The U.S. troop presence in Afghanistan has gone from 5,000 in the year after the October 2001 ouster of the Taliban to 37,000 when President Barack Obama came into office in January 2009. He has steadily increased the U.S. presence and today roughly 100,000 U.S. troops are in Afghanistan.

Now, as we come to the latest strategic review, it is abundantly clear that the president and his team have done little to rethink the U.S. military presence in Afghanistan. He plans to start withdrawing troops in July, with pullout by December 2014. More of the same.

His review did say that in 2011 “we will intensify our regional diplomacy to enable a political process to promote peace and stability in Afghanistan.” That’s the right approach, but it is vague and comes almost as an afterthought.

And the untimely death last week of Richard Holbrooke, the U.S. special representative to Afghanistan and Pakistan who was the strongest and most skilled advocate of that approach, makes that essential task all the more daunting.

Holbrooke, who brokered the Dayton accords that ended the Bosnia conflict, understood the vital importance of diplomacy in ending conflicts. As Joel Klein of Time magazine writes, Holbrooke understood that “equilibrium could only be reached in Afghanistan if the Pakistanis and Indians established better relations, and stopped seeing Afghanistan as a strategic prize.”

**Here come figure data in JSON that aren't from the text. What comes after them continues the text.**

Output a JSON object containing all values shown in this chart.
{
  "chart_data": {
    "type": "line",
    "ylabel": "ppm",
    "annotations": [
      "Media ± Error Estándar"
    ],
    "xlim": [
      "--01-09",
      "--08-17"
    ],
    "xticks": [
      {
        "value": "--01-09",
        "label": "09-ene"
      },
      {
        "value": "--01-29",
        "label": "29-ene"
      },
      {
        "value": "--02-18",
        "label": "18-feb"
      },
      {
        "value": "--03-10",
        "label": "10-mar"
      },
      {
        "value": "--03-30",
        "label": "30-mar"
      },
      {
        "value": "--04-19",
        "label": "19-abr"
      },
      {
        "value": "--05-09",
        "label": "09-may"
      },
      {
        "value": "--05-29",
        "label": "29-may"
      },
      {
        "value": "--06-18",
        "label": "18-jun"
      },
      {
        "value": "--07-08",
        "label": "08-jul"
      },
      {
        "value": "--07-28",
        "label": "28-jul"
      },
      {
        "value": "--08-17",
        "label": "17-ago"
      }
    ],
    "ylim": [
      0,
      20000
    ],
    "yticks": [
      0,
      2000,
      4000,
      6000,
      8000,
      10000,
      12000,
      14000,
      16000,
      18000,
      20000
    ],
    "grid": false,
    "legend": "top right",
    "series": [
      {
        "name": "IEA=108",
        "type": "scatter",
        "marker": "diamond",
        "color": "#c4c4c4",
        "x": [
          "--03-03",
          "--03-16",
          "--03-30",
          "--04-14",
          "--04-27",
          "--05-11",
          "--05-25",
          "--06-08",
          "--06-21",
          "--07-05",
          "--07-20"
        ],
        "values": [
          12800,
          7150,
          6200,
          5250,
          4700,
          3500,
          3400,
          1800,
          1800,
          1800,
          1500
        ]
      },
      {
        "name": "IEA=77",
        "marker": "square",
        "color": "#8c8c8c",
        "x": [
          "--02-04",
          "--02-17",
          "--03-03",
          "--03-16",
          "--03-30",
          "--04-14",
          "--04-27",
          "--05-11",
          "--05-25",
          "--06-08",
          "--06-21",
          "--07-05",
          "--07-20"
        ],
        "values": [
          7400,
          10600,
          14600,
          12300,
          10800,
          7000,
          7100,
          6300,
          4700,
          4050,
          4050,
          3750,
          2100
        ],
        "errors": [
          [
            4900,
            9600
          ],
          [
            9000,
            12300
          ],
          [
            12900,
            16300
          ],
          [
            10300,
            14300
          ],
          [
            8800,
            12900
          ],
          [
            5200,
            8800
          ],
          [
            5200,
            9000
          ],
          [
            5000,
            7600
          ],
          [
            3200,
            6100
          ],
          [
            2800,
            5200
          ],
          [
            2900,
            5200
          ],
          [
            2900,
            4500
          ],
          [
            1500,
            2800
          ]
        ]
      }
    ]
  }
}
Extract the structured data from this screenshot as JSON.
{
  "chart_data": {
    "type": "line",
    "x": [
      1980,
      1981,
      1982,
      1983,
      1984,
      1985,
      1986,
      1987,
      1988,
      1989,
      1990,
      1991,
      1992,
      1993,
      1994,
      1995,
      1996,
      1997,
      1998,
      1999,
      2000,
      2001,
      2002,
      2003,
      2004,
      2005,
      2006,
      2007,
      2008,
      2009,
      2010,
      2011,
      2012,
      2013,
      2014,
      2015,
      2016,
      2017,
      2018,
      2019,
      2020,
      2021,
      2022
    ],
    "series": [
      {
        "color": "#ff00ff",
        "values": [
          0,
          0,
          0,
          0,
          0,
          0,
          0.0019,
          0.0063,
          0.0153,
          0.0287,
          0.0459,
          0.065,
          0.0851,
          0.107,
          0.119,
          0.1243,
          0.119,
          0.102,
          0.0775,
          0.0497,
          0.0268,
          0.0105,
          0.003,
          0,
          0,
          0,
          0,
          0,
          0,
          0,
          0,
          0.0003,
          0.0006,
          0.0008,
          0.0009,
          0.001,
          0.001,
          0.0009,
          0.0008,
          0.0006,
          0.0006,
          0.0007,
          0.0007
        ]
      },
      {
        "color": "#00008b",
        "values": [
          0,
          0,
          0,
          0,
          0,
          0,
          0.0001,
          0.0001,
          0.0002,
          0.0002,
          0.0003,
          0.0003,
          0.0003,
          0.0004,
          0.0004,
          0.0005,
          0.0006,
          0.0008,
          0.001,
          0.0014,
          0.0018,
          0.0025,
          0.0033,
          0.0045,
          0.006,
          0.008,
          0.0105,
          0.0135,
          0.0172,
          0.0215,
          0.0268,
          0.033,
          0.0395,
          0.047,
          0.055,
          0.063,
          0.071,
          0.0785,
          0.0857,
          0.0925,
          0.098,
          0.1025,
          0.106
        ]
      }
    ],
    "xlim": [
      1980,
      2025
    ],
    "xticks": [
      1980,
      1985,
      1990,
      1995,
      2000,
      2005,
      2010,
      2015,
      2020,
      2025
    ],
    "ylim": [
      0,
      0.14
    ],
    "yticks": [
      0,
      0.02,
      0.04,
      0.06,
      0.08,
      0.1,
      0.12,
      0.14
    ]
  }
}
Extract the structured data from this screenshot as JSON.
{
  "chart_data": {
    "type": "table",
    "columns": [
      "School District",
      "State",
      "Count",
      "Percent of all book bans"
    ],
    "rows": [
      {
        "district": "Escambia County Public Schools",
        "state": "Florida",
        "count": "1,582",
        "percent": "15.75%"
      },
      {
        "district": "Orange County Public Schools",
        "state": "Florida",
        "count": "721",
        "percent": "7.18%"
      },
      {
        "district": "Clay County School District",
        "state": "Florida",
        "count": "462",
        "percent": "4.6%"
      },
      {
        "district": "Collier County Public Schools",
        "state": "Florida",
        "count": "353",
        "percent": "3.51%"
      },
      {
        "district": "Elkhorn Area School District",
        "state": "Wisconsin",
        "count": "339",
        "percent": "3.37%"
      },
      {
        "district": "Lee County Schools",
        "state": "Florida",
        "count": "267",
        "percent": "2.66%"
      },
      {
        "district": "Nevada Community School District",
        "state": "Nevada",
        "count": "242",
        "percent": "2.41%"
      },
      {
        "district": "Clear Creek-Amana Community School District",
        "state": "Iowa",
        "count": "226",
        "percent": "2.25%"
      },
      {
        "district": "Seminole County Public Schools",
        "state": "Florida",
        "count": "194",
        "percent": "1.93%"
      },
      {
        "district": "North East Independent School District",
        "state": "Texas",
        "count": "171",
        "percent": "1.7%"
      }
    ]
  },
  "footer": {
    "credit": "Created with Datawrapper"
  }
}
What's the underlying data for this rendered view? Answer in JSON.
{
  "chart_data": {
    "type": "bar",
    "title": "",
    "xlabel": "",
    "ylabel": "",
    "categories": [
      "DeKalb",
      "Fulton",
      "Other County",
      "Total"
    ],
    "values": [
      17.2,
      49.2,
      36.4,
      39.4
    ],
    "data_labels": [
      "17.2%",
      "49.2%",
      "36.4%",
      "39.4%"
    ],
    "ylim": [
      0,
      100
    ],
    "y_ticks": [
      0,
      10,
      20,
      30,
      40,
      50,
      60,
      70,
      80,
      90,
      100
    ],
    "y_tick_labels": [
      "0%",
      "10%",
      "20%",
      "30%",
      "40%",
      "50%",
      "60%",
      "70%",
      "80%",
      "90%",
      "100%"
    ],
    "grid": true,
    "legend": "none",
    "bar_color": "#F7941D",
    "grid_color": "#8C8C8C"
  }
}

The rivalry between Pakistan and India is driving much of the instability in Afghanistan and creating a vacuum for al-Qaida and other extremists to exploit.

Work on a regional bargain that includes India and Pakistan is necessary because an indefinite U.S. military presence in Afghanistan is unsustainable and fuels the insurgency, which is fighting not for the Taliban but against the presence of foreign soldiers and a corrupt government in Kabul.

The United States has had, and will continue to have, a strong air and naval presence in the Persian Gulf and Indian Ocean. Those forces are well positioned to attack terrorist camps without being an occupying force on the ground.

Obama continues to promise a phase-down of U.S. troops in Afghanistan, starting in July, a good thing. But he’s got to get a real regional diplomatic strategy moving, too. The current course does not serve U.S. interests in the region or at home.